A Taranto una larga fetta di ambientalisti ha votato Movimento
Cinquestelle nella convinzione che il M5S, una volta al governo, avrebbe fatto
chiudere la fabbrica d’acciaio. La chiusura dell’Ilva è stato un caposaldo dei
pentastellati tarantini. Vianello di questo caposaldo è stato uno dei più
attivi e feroci sostenitori. Nel luglio del 2016, ad esempio, era davanti alle
portinerie dello stabilimento siderurgico a distribuire con altri attivisti un
volantino dal titolo emblematico: “Ilva, una farsa infinita”. In quel
volantino, zeppo di contumelie contro i governi precedenti e quello Renzi, in
particolare, c’era scritto, fra le altre cose, “L’unica strada resta la
chiusura e la bonifica del territorio e del mare”.

Chiarissimo. Nessuna
possibilità di equivoco alcuno.La parola d’ordine era: chiudere l’Ilva. In
piena campagna elettorale ci pensa però Luigi Di Maio in persona a mandare in
confusione i grillini di Taranto. Davanti all’Orfeo il capo politico del M5S e
futuro vicepremier e ministro dello sviluppo viene a dire, tra lo sconcerto
generale, che «l’Ilva non solo non deve chiudere ma deve dare più posti di
lavoro di quelli che dà oggi». Una dichiarazione che spiazza e imbarazza tutto
il popolo pentastellato, in particolare la sua componente Libera e Pensante.
Tanto è compromettente questa dichiarazione che il giorno dopo i candidati del
M5S al Parlamento diffondono una nota nella quale affermano che «La linea del
Movimento per il futuro dell’Ilva di Taranto prevede, come ha detto Di Maio,
una riconversione economica dell’area. La chiusura delle fonti inquinanti è la
logica conseguenza».

Quindi, se l’Ilva è considerata fonte inquinante, la
«logica conseguenza» di questo sillogismo è la chiusura dell’Ilva». Ambiguità
lessicale un po’ democristiana, ma che serve a salvare capra e cavoli e
ribadire che la loro linea è quella della chiusura.
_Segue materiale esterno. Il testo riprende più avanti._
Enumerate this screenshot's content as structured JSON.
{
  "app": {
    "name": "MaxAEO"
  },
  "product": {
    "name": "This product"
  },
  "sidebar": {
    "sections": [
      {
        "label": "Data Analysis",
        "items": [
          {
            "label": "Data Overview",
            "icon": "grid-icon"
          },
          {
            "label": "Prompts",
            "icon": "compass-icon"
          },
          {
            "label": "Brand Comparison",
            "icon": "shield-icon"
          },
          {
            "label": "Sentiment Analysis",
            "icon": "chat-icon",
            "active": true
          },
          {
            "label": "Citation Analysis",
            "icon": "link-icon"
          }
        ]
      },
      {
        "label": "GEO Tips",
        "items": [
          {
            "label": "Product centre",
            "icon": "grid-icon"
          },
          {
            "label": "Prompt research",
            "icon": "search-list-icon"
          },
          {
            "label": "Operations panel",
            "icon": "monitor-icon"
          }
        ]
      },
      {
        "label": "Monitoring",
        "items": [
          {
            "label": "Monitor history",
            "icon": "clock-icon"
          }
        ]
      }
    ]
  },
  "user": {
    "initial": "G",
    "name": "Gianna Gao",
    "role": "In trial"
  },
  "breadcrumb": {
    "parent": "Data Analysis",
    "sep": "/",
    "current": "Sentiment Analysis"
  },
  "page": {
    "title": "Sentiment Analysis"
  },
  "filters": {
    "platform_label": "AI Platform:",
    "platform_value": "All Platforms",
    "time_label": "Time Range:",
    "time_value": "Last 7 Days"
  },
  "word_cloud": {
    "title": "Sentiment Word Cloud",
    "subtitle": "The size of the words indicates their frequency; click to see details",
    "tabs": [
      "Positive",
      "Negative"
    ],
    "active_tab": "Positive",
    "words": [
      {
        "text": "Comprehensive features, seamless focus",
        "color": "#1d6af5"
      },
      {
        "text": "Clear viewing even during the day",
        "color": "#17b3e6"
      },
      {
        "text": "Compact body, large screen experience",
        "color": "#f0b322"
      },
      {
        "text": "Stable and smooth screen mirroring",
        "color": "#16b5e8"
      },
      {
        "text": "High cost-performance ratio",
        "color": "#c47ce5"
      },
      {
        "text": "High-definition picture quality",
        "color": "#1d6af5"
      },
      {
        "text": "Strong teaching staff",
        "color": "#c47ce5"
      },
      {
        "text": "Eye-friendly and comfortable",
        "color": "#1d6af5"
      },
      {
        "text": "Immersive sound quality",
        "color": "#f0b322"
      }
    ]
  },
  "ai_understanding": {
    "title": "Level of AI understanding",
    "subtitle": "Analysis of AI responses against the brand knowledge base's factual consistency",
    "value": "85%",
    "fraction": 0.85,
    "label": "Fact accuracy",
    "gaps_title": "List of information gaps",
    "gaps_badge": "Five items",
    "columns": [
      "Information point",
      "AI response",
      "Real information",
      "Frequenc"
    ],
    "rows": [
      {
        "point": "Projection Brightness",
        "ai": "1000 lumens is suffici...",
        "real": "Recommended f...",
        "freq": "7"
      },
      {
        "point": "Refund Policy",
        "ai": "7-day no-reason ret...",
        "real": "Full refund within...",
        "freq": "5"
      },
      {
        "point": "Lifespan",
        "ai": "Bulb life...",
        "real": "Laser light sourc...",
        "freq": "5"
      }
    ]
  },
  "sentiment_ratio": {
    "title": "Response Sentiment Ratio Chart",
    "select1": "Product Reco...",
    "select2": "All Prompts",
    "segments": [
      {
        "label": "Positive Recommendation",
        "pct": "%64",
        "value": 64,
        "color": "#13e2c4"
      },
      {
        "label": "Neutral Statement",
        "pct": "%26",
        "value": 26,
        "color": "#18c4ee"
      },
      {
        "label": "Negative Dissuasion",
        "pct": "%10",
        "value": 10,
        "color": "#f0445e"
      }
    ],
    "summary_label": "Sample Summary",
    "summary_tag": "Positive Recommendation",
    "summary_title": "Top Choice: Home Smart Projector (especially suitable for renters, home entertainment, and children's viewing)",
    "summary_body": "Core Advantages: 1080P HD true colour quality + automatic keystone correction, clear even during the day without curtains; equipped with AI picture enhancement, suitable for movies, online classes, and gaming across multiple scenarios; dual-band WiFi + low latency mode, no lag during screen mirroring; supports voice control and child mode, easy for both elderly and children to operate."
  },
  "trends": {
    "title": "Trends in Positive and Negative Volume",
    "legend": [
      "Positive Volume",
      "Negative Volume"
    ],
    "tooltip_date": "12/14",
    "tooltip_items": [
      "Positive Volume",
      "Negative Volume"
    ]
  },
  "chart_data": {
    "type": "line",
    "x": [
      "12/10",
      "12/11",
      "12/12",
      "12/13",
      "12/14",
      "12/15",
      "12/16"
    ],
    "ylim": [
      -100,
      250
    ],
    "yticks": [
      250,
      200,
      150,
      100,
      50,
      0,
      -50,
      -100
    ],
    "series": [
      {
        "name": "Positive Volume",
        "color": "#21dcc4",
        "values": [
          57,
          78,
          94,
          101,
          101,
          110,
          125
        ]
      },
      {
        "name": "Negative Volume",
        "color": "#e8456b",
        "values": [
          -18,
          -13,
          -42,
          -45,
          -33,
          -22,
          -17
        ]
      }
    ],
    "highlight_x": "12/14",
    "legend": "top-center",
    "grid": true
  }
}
La nota ha in calce la
firma dei candidati Alessandra Ermellino, Rosalba De Giorgi, Giovanni Vianello,
Gianpaolo Cassese, Mario Turco, dei consiglieri comunali Massimo Battista,
Francesco Nevoli e deicosniglieri regionali Marco Galante e Antonella
Laricchia. Tutti uniti sulla chiusura. Qualche settimana dopo il M5S farà il
pieno di voti ed eleggerà cinque parlamentari. Poi, però, Di Maio si appresta a
impacchettare l’Ilva e a consegnarla ad Arcelor MIttal.

A Taranto gli elettori
del M5S gridano vendetta e proprio Vianello è uno dei bersagli preferiti sui
social. La giustificazione è la solita: è colpa del Pd. E su facebook il neo
parlamentare, prova a ribadire – ormai con scarsa credibilità a giudicare dai
risultati – che per lui l’Ilva va chiusa. Il 26 maggio scrive su Facebook:
«Chiuderemo l’Ilva e riconvertiremo economicamente il territorio». Il 23
luglio, dopo la tempesta di polvere che soffoca i Tamburi, rafforza il
concetto: «Quella fabbrica non è compatibile né con l’ambiente né con la vita».
E ancora: «La fabbrica è assassina», per poi concludere che «Il mostro va
chiuso». Il 18 febbraio 2019 la definitiva inversione di rotta: «non abbiamo
mai utilizzato la formula ‘Ilva chiusa’». Firmato: Vianello, Ermellino,
Cassese. Spiace per chi li ha votati.